Bhupendra Karia, we called him BK. He worked closely with Cornell Capa prior to ICP’s opening in 1974 and then for three years as his collaborator, establishing the guidelines that would become the International Center of Photography on 94th Street. BK was knowledgable and talented in many fields: as a linguist, calligrapher, graphic artist and as a photographer. It was as a student in Japan where he studied history and aesthetics that he received his photographic education.

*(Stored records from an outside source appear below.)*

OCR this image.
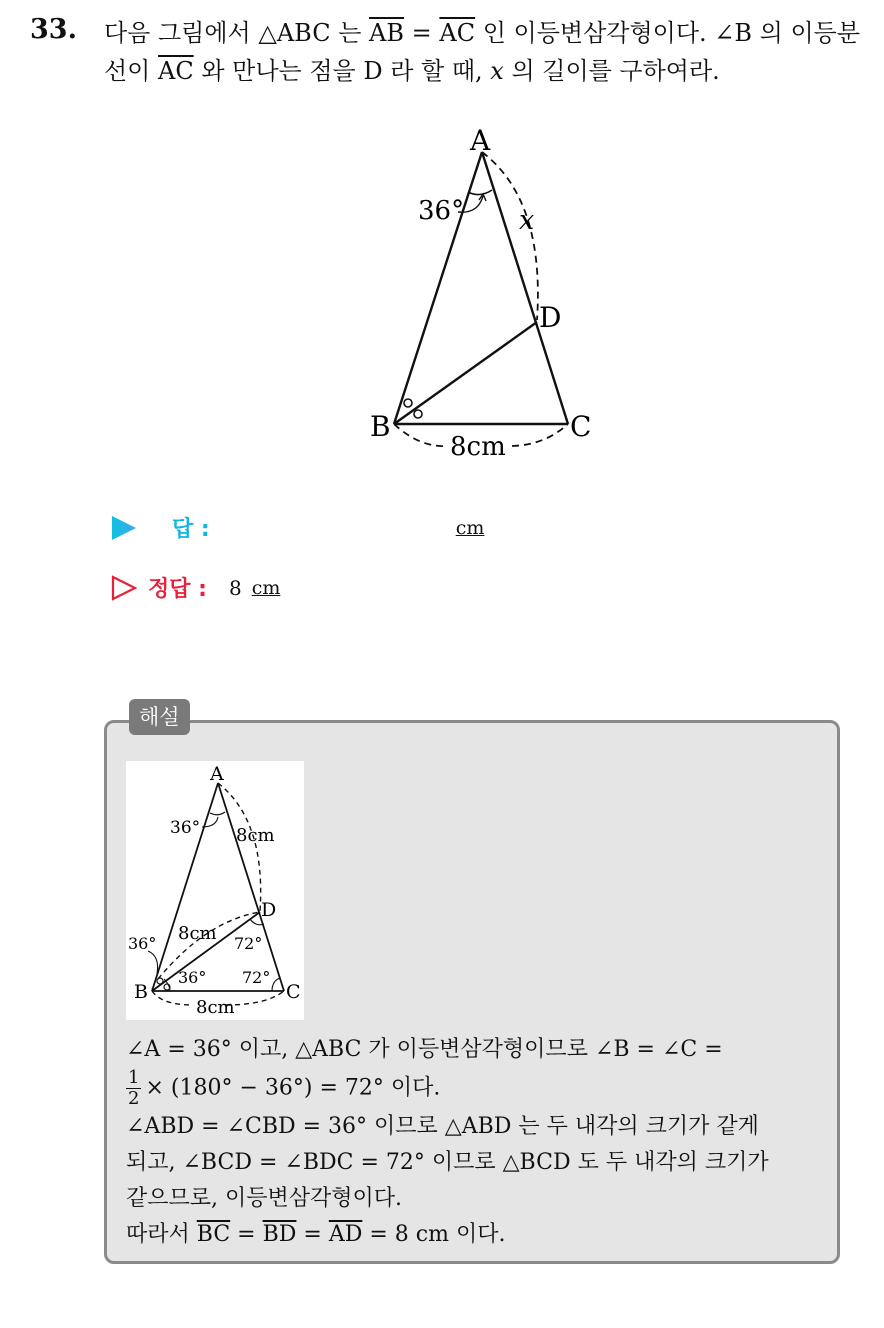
33. 다음 그림에서 △ABC 는 $\overline{AB} = \overline{AC}$ 인 이등변삼각형이다. ∠B 의 이등분선이 $\overline{AC}$ 와 만나는 점을 D 라 할 때, x 의 길이를 구하여라.
A
B	C
D
36° x
8cm
답 :	cm
정답 : 8 cm
해설
A
B	C
D
36° 8cm
8cm
36°
36°
72°
72°
8cm
∠A = 36° 이고, △ABC 가 이등변삼각형이므로 ∠B = ∠C =
$\frac{1}{2} \times (180^\circ - 36^\circ) = 72^\circ$ 이다.
∠ABD = ∠CBD = 36° 이므로 △ABD 는 두 내각의 크기가 같게
되고, ∠BCD = ∠BDC = 72° 이므로 △BCD 도 두 내각의 크기가
같으므로, 이등변삼각형이다.
따라서 $\overline{BC} = \overline{BD} = \overline{AD} = 8$ cm 이다.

SepiaEYE is presenting an exhibit of his photographs taken in India from 1968 to 1974. His images show his keen interest in traditional crafts and village culture. He had traveled extensively, for weeks and sometimes months at a time, and by his own accounting over 80,000 miles across India’s rural landscape. He spoke of “listening to India with one’s eyes.”
One sees this densely populated country in some cases of extreme poverty as well as overwhelming beauty through his profoundly sensitive eye. From these exquisite 38 images you see a world you could not imagine. Of course, BK took more than this small number of photographs, close to a quarter million in total from which He chose 74 images that he called “the meager harvest of my first 20 years in photography.”
This is a show worth seeing with the hope of more to come. My strong regret is that he did not have the opportunity to build on and grow from this body of work; Bhupendra passed away in 1994 before again taking up the camera in serious pursuit.